A reflection on the Mass readings for December 16, 2010 (Isaiah 54:1-10; Luke 7:24-30), by Mother Maria-Michael Newe, OSB.

In the Gospel today we hear about John the Baptist and at the end of the Gospel we hear, “But the Pharisees and scholars of the law, who were not baptized by him, rejected the plan of God for themselves.” It makes you wonder-- what did they go out to hear? Did they go out in order to condemn? Did they go with a mindset of saying, “If John is from God, does he have something to say to me?” Or did they think they had all of God’s words and that was enough? And so we return to the idea of listening, of an openness of heart, of asking, “What does God really have to say to me?”
When I was listening this morning during lectio, I heard, from the first Mass reading “Enlarge the space for your tent, spread out your tent cloths unsparingly; lengthen your ropes and make firm your stakes. For you shall spread abroad to the right and to the left…” That is an incredible promise! Live with that promise, live in full expectation of God’s promises. At the same time, though, we have to live our vows and promises to Him. God is always overflowing with gifts, but we have to do our part too.
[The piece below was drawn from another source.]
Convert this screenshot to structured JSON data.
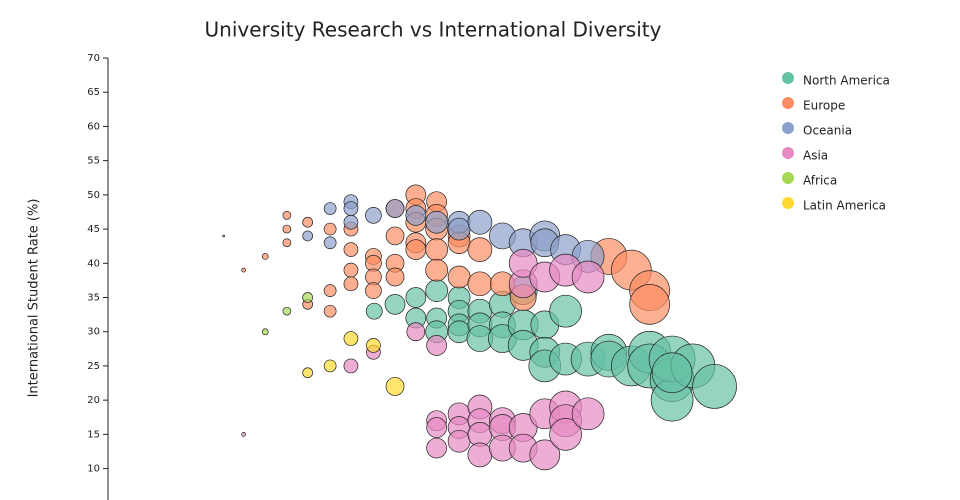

A few verses later in the reading from Isaiah it says, “Though the mountains leave their place and the hills be shaken, my love shall never leave you nor my covenant of peace be shaken, says the LORD, who has mercy on you.” That is God’s word to us. His peace is not to be shaken, if we settle into it. Knowledge leads to peace—knowledge of ourselves and knowledge of others—because in that knowledge we recognize God’s gifts to us and God’s gifts to others. We know that God doesn’t fall short in giving us gifts. We must recognize them and also when they’re called forth from us to use them. That recognition is so important to be able to hold the gifts humbly. We have a lot of gifts, there’s no doubt, and God will call them forth at His choice. It’s not for us to say, “God, these are my gifts, here now use them.” Rather, it’s for God to say, “You have this gift, could you give it to us?” In that way we humbly serve and we don’t become proud because it has been called forth from us.